I found Susan by chance when searching for “altruistic donors” on Google. Her note said that she wanted to give one of her kidneys free to someone who needed one. I wrote to her because I was curious about her motives. It seemed bizarre to me to submit to the risks and discomforts of surgery in order to help a total stranger. And, as a medical ethicist, I knew that not every altruistic act is necessarily a “good” act. Donating a kidney is not risk-free. If a donor dies, the morality of such a donation could be called into doubt.

 

Through e-mail conversations with Susan, I probed and questioned to unearth the personality or cognitive defect that I assumed would explain her reckless altruism. I ended up, however, wondering whether, of the two of us, she was the more rational. Part of our e-mail dialogue, edited for clarity, went like this.

 

Me:     “I am interested in learning why someone would donate a kidney to a stranger.

 

Susan:      “I believe I should try to help people. This seems to be a perfect opportunity to help someone in a big way with minimal inconvenience to myself. You may think ‘minimal’ is a strange word to use regarding a kidney transplant. However, I understand the laparoscopic surgery is very good and I should recover in about a month. Do you need a kidney?”

 

Me:     “No, I don’t. Are you aware that there is a small but real possibility of death—perhaps one in 2,500—if you donate your kidney?

 

 

Susan:     “When I first thought about giving a kidney I was a bit freaked out thinking about the worst-case scenario—death or rejection by the other person of my kidney. I guess that’s where my faith in God comes into it. I believe God wants me to use my life to help other people, and the rewards will be a much deeper happiness and a sense of real fulfillment in my life. Many people are willing to KILL for what they believe in; why not allow people who are willing to take personal risks do what they believe in to SAVE a life? Anyway, a one in 2,500 chance of death is a pretty slim one. Part of the skepticism people feel about my decision is that the subject of live organ transplants is relatively new and still controversial.

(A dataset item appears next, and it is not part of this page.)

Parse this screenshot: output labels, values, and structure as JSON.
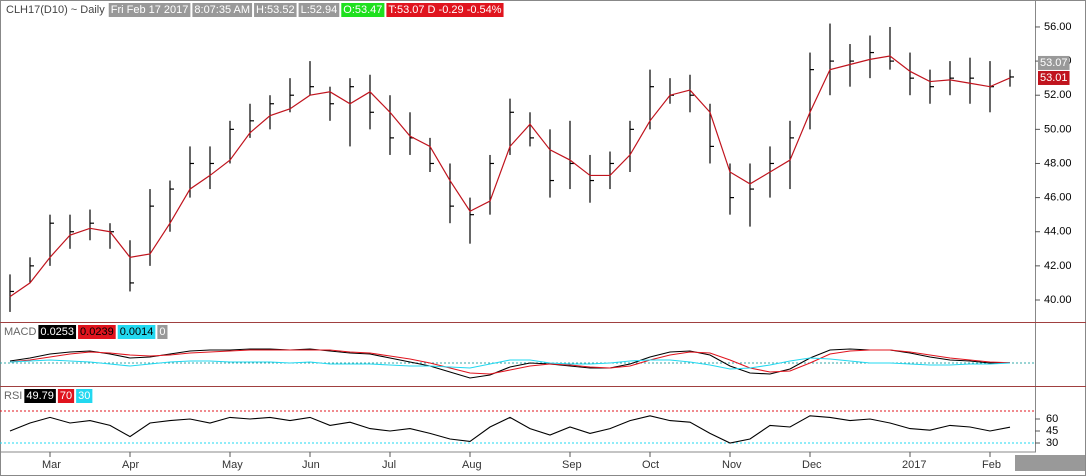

People need time to think through the issues and get over their initial reaction, which is usually based on ignorance and fear.”

 

At first my conversations with Susan were impersonal; gradually I learned a few things about her. At the end of one note she signed her full name, Susan Gianstefani. She told me that she was an Australian citizen living in London with her husband and that she stayed at home to tutor her seven-year-old son.